God The Creator Suffers
God goes in and out of being the creator of all to being you…
When my father was sick with cancer, I saw him vomiting into the toilet. I put my palm up to the sky— I called for God. In that moment that I prayed, I saw God. I saw God surrendering his life— his ability to live— I saw him surrendering it.
God had his arms wrapped around my father’s waist. They were both on the bathroom floor of the hospital. When my father retched forward, God vomited into the toilet. And I knew that God was nauseous from the chemo.
In my anger I heard a voice in my head ask, “Why don’t you save him, rather than be him?”
I watched God sharing in my father’s experience. I witnessed the choice that God sometimes makes— to not be separate from you in your moment of pain. I knew in that moment… I just knew—
When you are in your greatest pain, God cannot stand to separate from you.
There is a need, an innate primal need— the need a father has for his baby— a need to know what your child goes through. It’s a relief… to know.

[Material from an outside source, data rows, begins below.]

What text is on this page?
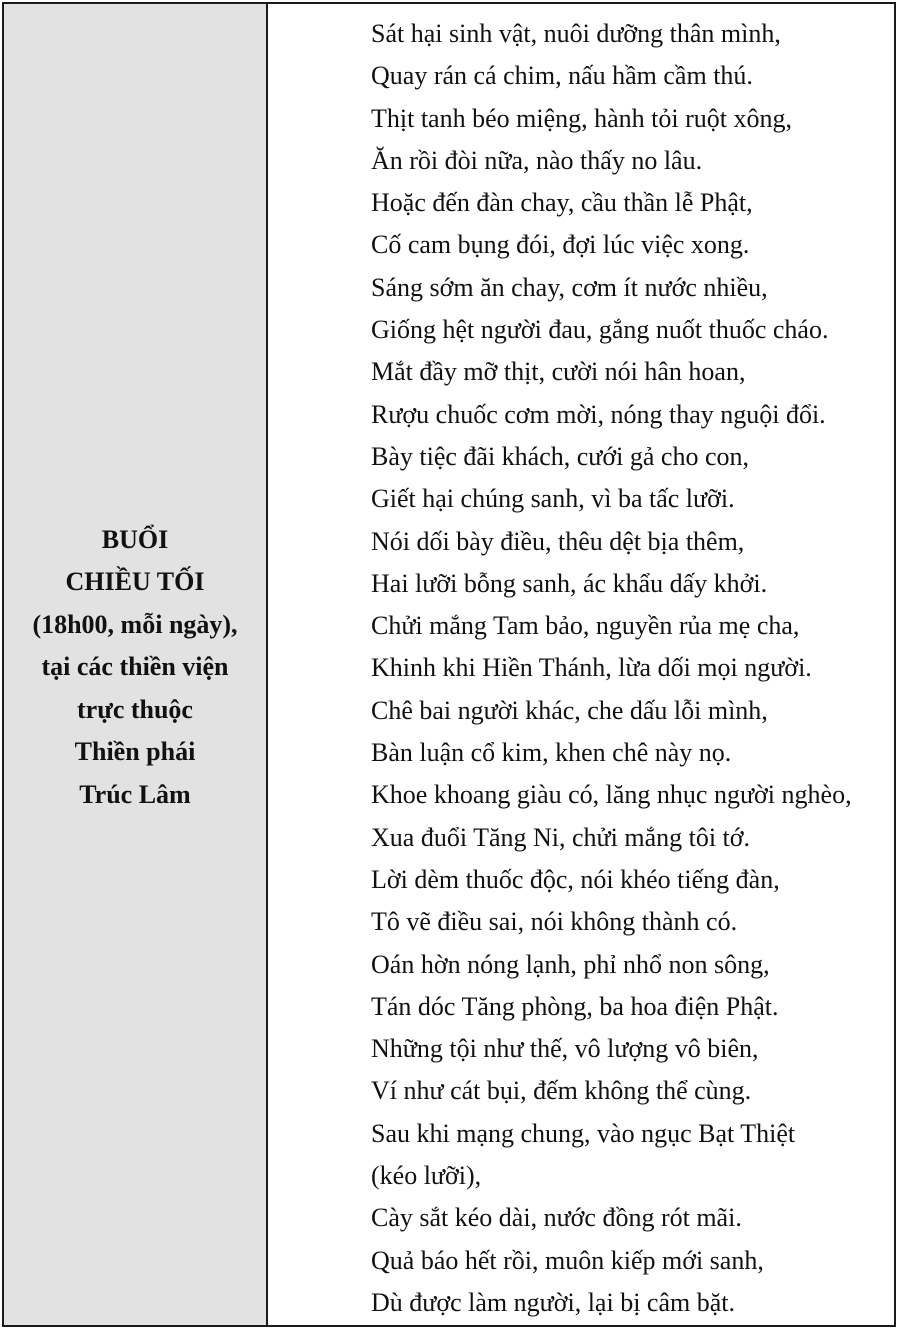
BUỔI
CHIỀU TỐI
(18h00, mỗi ngày),
tại các thiền viện
trực thuộc
Thiền phái
Trúc Lâm
Sát hại sinh vật, nuôi dưỡng thân mình,
Quay rán cá chim, nấu hầm cầm thú.
Thịt tanh béo miệng, hành tỏi ruột xông,
Ăn rồi đòi nữa, nào thấy no lâu.
Hoặc đến đàn chay, cầu thần lễ Phật,
Cố cam bụng đói, đợi lúc việc xong.
Sáng sớm ăn chay, cơm ít nước nhiều,
Giống hệt người đau, gắng nuốt thuốc cháo.
Mắt đầy mỡ thịt, cười nói hân hoan,
Rượu chuốc cơm mời, nóng thay nguội đổi.
Bày tiệc đãi khách, cưới gả cho con,
Giết hại chúng sanh, vì ba tấc lưỡi.
Nói dối bày điều, thêu dệt bịa thêm,
Hai lưỡi bỗng sanh, ác khẩu dấy khởi.
Chửi mắng Tam bảo, nguyền rủa mẹ cha,
Khinh khi Hiền Thánh, lừa dối mọi người.
Chê bai người khác, che dấu lỗi mình,
Bàn luận cổ kim, khen chê này nọ.
Khoe khoang giàu có, lăng nhục người nghèo,
Xua đuổi Tăng Ni, chửi mắng tôi tớ.
Lời dèm thuốc độc, nói khéo tiếng đàn,
Tô vẽ điều sai, nói không thành có.
Oán hờn nóng lạnh, phỉ nhổ non sông,
Tán dóc Tăng phòng, ba hoa điện Phật.
Những tội như thế, vô lượng vô biên,
Ví như cát bụi, đếm không thể cùng.
Sau khi mạng chung, vào ngục Bạt Thiệt
(kéo lưỡi),
Cày sắt kéo dài, nước đồng rót mãi.
Quả báo hết rồi, muôn kiếp mới sanh,
Dù được làm người, lại bị câm bặt.
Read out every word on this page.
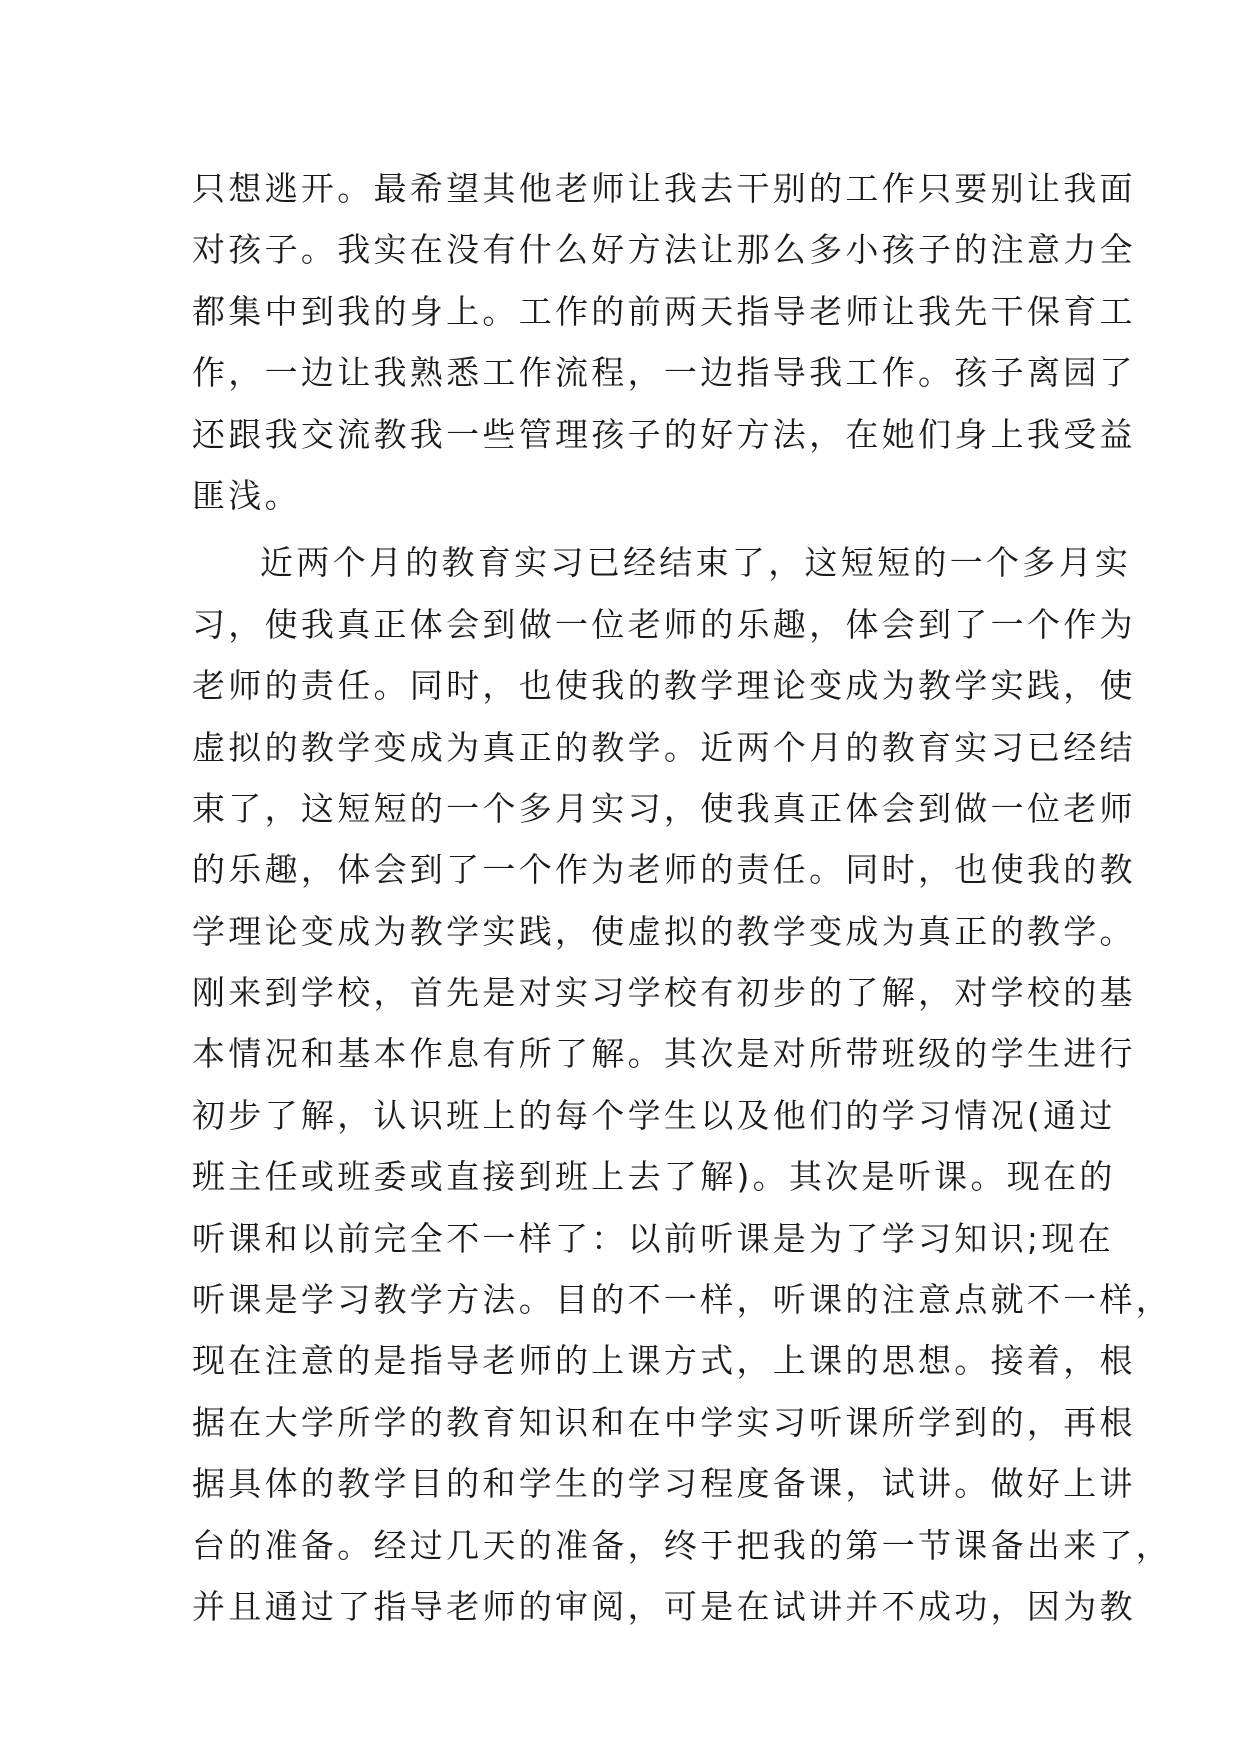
只想逃开。最希望其他老师让我去干别的工作只要别让我面
对孩子。我实在没有什么好方法让那么多小孩子的注意力全
都集中到我的身上。工作的前两天指导老师让我先干保育工
作，一边让我熟悉工作流程，一边指导我工作。孩子离园了
还跟我交流教我一些管理孩子的好方法，在她们身上我受益
匪浅。
近两个月的教育实习已经结束了，这短短的一个多月实
习，使我真正体会到做一位老师的乐趣，体会到了一个作为
老师的责任。同时，也使我的教学理论变成为教学实践，使
虚拟的教学变成为真正的教学。近两个月的教育实习已经结
束了，这短短的一个多月实习，使我真正体会到做一位老师
的乐趣，体会到了一个作为老师的责任。同时，也使我的教
学理论变成为教学实践，使虚拟的教学变成为真正的教学。
刚来到学校，首先是对实习学校有初步的了解，对学校的基
本情况和基本作息有所了解。其次是对所带班级的学生进行
初步了解，认识班上的每个学生以及他们的学习情况(通过
班主任或班委或直接到班上去了解)。其次是听课。现在的
听课和以前完全不一样了：以前听课是为了学习知识;现在
听课是学习教学方法。目的不一样，听课的注意点就不一样，
现在注意的是指导老师的上课方式，上课的思想。接着，根
据在大学所学的教育知识和在中学实习听课所学到的，再根
据具体的教学目的和学生的学习程度备课，试讲。做好上讲
台的准备。经过几天的准备，终于把我的第一节课备出来了，
并且通过了指导老师的审阅，可是在试讲并不成功，因为教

It was a relief for God to have sweat and saliva in his hair, to be suffering alongside his son— because God knew that if he could do it, his son could also do it. And moment by moment, he was walking my father through this valley.
I said, “You are God. Wave your magic wand and end this suffering.”
God said, “I cannot. He is my son. This is his life. Every moment— irrespective of suffering— every moment of his life has value.”